I’m going on 2+ years at this point. Was in the best shape of my life when I was infected. I haven’t been able to properly exercise ever since (without severe repercussions that last several days). My bloodwork, which was previously fantastic, is all over the place now. Outrageously high cholesterol, iron levels, inflammation markers. It’s hard having hope for the future when I don’t see an end in sight.
10% does seem crazy high. But it's also possible that some long covid effects go noticed. Also totally anecdotally, but I heard multiple people say they just don't feel as fit now doing cardio, myself included. Is it we're just older or did we get slight lung damage? Or worse, heart damage. Our bodies are really surprisingly sturdy and able to keep up with damage for a long time.
I know 2 people with severe complications from long covid. And I don't know that many people. So how many around me are living with mild long covid complications and don't realize it?
This is why anecdotes are not informative when trying to understand statistics. You almost certainly don't have a close relationship with hundreds of people that would involve informing you of lingering COVID symptoms nor do you have a random sampling of acquaintances (age, ethnicity, and vaccination status affect how common it is).
I mean, fair, but also: if the implication is that vaccination is the key to reducing covid symptoms - no shit? Also, the article you link mentions 10 percent rate of omicron cases leading to long covid (not mentioning how vaccination rates play into it), so...

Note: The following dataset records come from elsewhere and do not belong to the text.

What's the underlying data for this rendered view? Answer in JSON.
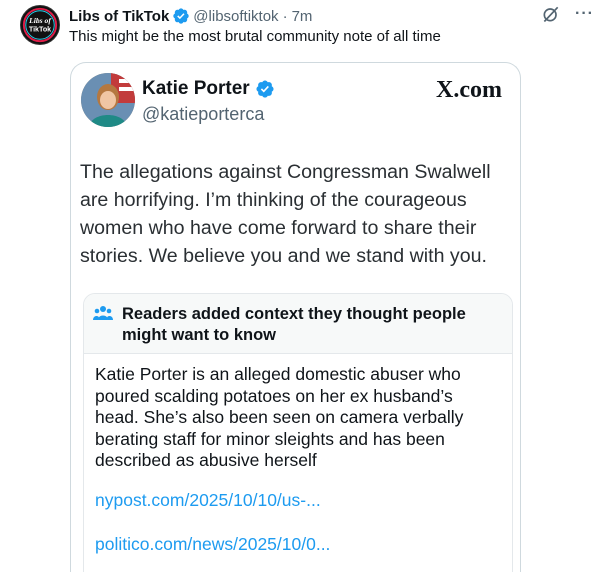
{
  "tweet": {
    "author_name": "Libs of TikTok",
    "handle": "@libsoftiktok",
    "separator": "·",
    "time": "7m",
    "text": "This might be the most brutal community note of all time",
    "avatar_text": "Libs of TikTok",
    "more_label": "···"
  },
  "card": {
    "author_name": "Katie Porter",
    "handle": "@katieporterca",
    "site": "X.com",
    "text": "The allegations against Congressman Swalwell are horrifying. I’m thinking of the courageous women who have come forward to share their stories. We believe you and we stand with you.",
    "note": {
      "title": "Readers added context they thought people might want to know",
      "body": "Katie Porter is an alleged domestic abuser who poured scalding potatoes on her ex husband’s head. She’s also been seen on camera verbally berating staff for minor sleights and has been described as abusive herself",
      "links": [
        "nypost.com/2025/10/10/us-...",
        "politico.com/news/2025/10/0..."
      ]
    }
  },
  "colors": {
    "verified_blue": "#1d9bf0",
    "link_blue": "#1d9bf0",
    "secondary_text": "#536471",
    "border": "#cfd9de"
  },
  "icons": [
    "verified-badge-icon",
    "grok-icon",
    "more-icon",
    "people-icon",
    "x-logo"
  ]
}
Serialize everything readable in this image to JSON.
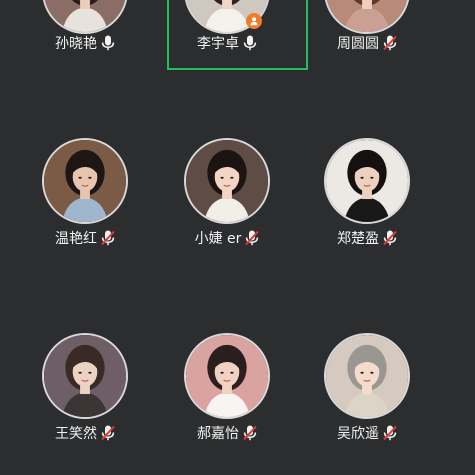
{
  "participants": [
    {
      "name": "孙晓艳",
      "mic": "on",
      "photo_bg": "#8a6e66",
      "skin": "#e9cdbd",
      "hair": "#2a1d1a",
      "outfit": "#e8e2dc"
    },
    {
      "name": "李宇卓",
      "mic": "on",
      "host": true,
      "photo_bg": "#cfc8c1",
      "skin": "#efd6c6",
      "hair": "#2d2220",
      "outfit": "#f5f2ee"
    },
    {
      "name": "周圆圆",
      "mic": "muted",
      "photo_bg": "#b88a7a",
      "skin": "#f0cdbd",
      "hair": "#5a3a2a",
      "outfit": "#c9a093"
    },
    {
      "name": "温艳红",
      "mic": "muted",
      "photo_bg": "#7b5a46",
      "skin": "#e7c4ad",
      "hair": "#1e1614",
      "outfit": "#9fb6cf"
    },
    {
      "name": "小婕 er",
      "mic": "muted",
      "photo_bg": "#5e4c45",
      "skin": "#f3d5c5",
      "hair": "#1b1412",
      "outfit": "#f2efe9"
    },
    {
      "name": "郑楚盈",
      "mic": "muted",
      "photo_bg": "#ece8e4",
      "skin": "#ecd0c0",
      "hair": "#151110",
      "outfit": "#1a1717"
    },
    {
      "name": "王笑然",
      "mic": "muted",
      "photo_bg": "#6e5e66",
      "skin": "#ecd2c3",
      "hair": "#3a2a26",
      "outfit": "#3b3535"
    },
    {
      "name": "郝嘉怡",
      "mic": "muted",
      "photo_bg": "#d9a3a0",
      "skin": "#f0d2c2",
      "hair": "#2a1f1c",
      "outfit": "#f7f4f2"
    },
    {
      "name": "吴欣遥",
      "mic": "muted",
      "photo_bg": "#d6c9c0",
      "skin": "#f3dbcd",
      "hair": "#9a9793",
      "outfit": "#ddd4c8"
    }
  ],
  "colors": {
    "background": "#2b2d2f",
    "name_text": "#f2f2f2",
    "selected_border": "#22c05a",
    "mute_slash": "#e53935",
    "host_badge": "#f07c2a",
    "avatar_border": "#d9d9d9"
  },
  "icons": {
    "mic_on": "microphone-icon",
    "mic_muted": "microphone-muted-icon",
    "host_badge": "person-badge-icon"
  }
}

Assuming I have a 100 close ties (I have significantly more), and just one of these exhibiting publicly that they have long covid seems highly unlikely. According to the below link, 60% of the US population has caught omicron. The probability of only one of my sixty close ties having long covid is ~1.2%. So...
The people who have experienced long-term effects are extremely vocal online but it's hard to imagine that it is as common as 1 in 10 given how many people have had covid.
I am extremely curious to see if they find a genotype or something which is an indicator for people being vulnerable to long-covid. It's possible that it will end up being a similar situation for ME/CFS where we have no specific biological markers which differentiate people who suffer from it (aside from the symptoms).
We have scientific studies so you don't need to just go with whatever you imagine reality is. Long COVID isn't necessarily a life altering debilitation, it's symptoms lasting 3 or more months. Often they clear up, but sometimes they don't.
The only person I know who got long covid was unvaccinated, not sure if that affects the likelihood in any way of it sticking around.
I had it twice, and the first time it was a fairly simple thing that went over quickly and the second was a really bad flu-like deal. Though my A/C was out in summertime so it could have just been because of the 90 degree heat in my house or something, idk.
Same, I know absolutely zero people who have gotten long COVID. My brother had it kinda mess him up with fatigue for a few months but he's perfectly fine now.
People can sniffle plenty and not have the flu or another illness. Once you have become an adult, and pay attention, it is really easy to tell the difference. I frequently get allergic response to various things. Even when medicated, there is still a slow trickle.
Maybe you should trust people, he probably knows of if it is allergies or the flu more than you do.
I guess what you're saying makes sense. But some of those times, they complained about headaches and fever.
I mean, it is easy to spot when someone is actually sick vs. someone has allergies.
Regardless, in my country, it is not the "season" of allergies.
I'm no musician, writer, scientist or athlete. I'm just a regular ole shitbag who has worked far too hard to make something of his life while the economy ruined the value of what i worked for and life has gone nothing but backwards.
The fuck should i care what covid does to this shithole.